Saturday, August 13, 2005

The Early Years: Payback.

I got talked into picking cherries for some old fart with a fruit stand. The guy came and picked me up along with two of my friends in his Chevy pickup. The guy bragged about his paint job that he'd done all by himself using house paint and a big brush. Honestly, it was the roughest looking thing I'd ever seen, wavy and ridged like a potato chip. My friends and I hopped in the bed, sitting on empty fruit baskets. As we bounced down the old road to the orchards, one of my friends started laughing at this fat lady wearing this big sun hat. We thought that we'd be working with the old man, but it turns out that the funny fat lady would be our real boss.

This fat lady sat under a canopy in front of a big fold out table with a lock box of money and a cooler full of Tab.
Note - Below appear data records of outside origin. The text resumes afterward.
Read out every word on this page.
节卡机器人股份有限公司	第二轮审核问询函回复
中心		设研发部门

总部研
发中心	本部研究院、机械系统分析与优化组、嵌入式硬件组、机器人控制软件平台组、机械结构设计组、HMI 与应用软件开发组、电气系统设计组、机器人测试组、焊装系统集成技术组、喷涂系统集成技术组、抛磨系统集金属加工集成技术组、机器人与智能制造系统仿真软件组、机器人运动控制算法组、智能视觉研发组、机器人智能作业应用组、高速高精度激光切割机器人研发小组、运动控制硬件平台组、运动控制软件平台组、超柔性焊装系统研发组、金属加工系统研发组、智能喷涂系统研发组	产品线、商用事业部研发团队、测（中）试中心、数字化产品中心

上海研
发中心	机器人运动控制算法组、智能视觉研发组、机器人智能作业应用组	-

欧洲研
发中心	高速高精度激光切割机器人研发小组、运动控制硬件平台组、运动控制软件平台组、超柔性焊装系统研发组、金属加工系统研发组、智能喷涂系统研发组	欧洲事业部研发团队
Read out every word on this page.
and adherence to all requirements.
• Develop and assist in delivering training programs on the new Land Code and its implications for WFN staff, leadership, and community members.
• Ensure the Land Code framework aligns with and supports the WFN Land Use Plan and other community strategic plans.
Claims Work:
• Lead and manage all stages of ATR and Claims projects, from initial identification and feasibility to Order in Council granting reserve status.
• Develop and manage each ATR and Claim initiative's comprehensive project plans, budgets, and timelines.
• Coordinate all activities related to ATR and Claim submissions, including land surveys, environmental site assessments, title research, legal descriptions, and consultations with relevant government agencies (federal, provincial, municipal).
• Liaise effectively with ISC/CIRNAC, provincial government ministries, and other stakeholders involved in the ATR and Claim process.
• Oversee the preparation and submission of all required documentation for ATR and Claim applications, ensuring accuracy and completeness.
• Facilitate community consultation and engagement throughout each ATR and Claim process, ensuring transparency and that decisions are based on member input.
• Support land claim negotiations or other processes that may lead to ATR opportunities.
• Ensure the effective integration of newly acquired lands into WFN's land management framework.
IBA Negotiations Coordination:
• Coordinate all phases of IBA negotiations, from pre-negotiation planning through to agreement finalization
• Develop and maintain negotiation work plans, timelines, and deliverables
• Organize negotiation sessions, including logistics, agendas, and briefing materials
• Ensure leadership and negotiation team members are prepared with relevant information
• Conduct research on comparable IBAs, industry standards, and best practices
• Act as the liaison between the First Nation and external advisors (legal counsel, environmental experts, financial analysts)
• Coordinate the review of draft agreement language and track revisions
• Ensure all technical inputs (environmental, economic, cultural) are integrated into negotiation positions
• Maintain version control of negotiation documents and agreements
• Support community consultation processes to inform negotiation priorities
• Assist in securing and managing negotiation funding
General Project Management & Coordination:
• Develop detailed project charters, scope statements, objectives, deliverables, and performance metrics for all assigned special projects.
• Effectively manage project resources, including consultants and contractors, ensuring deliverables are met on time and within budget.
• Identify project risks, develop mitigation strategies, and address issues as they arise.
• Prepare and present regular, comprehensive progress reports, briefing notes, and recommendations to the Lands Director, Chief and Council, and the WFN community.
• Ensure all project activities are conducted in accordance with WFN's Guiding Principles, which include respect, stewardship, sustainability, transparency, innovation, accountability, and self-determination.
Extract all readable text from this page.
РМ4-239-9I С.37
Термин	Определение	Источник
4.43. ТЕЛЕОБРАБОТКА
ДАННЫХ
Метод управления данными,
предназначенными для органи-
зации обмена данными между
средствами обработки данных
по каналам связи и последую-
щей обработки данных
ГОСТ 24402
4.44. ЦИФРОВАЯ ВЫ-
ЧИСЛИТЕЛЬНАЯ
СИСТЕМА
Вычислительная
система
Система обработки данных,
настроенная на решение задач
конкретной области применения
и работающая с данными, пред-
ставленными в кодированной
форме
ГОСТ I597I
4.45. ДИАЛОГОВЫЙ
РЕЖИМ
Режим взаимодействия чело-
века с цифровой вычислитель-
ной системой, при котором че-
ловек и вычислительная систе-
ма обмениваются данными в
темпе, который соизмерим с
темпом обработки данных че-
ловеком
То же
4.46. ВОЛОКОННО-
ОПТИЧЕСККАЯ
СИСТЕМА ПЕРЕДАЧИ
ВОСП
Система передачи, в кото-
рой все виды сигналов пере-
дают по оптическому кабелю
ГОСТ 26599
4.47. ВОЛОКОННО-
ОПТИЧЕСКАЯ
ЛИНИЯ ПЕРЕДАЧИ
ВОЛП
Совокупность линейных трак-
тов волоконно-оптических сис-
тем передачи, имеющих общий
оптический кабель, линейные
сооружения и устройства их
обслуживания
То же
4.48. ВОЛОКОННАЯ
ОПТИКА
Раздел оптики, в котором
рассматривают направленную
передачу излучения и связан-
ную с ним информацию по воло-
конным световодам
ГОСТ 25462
After the old fart handed us to her, she went on a big rant about if she catches us touching any of her stuff we won't get paid, if we screw around we won't get paid, and then drifted off about where to start picking. We got paid by the pound, so we needed to pick a lot. We got up on these loosey-goosey wood ladders and started picking, then about 20 minutes into it, picking and eating, and then finally an all out cherry fight. The Fat lady heard what was going on but was too lazy to get out of her chair, so she just let out a bovine like groan followed by, "Quit screwing around!"

It was really hot and about three hours in we were past hungry and dying of thirst. We thought that the next guy to take a basket up to the stand should beg her for one of the Tabs and whatever else she had in the cooler. One of my buddies ended up going there first and was turned down. She actually yelled at him for asking then directed him over to a bucket full of the nastiest water imaginable. We were too thirsty to protest, so we drank what we could keep down.

After the fourth hour of picking we noticed that the lady had left her stand. The lock box was gone, but the cooler was still there. We were a little unsure if we could get away with taking anything out of there without being caught. We went over anyway and looked inside the cooler. There was only one Tab left and it was open. This was back in the day of the tall glass bottle. My friend held up the bottle; the dripping ice water ran down the sides of the bottle and caught the Summer sun just like the damn commercials. We were in desperation waiting for our turn; then to our horror, our friend hawked up a huge loogey and spat in her drink. After the rest of us got over our initial disappointment and outrage, we realized the genius of what this kid did. So, we both took our turns spitting into this ladies' drink. Yes, she drank it, and yes, we got paid too. That was one of my first lessons in workplace anarchy and I'll treasure it forever.

Are you a Grunt?

Where do you sit on the Totem pole of life? Do you work your ass off for mere pennies? Do you feel that you've been put on this earth only to make others' lives easier? Are you a Private in Iraq? Do you have to clean the scum off of someone else's shoes? Do you feel like a stepping stone, doormat, currency or any other useful device for exploitation? Do you fit in the trenches better than the country club?
If any of these apply, then welcome. This blog will include some stories of mine and whomever that reflect on living La Vida Broka, life in the fastfood lane, and other humorous or soul crushing life experiences in the workplace. Any names placed in these chronicles will be changed to protect the innocent...blah, blah, blah!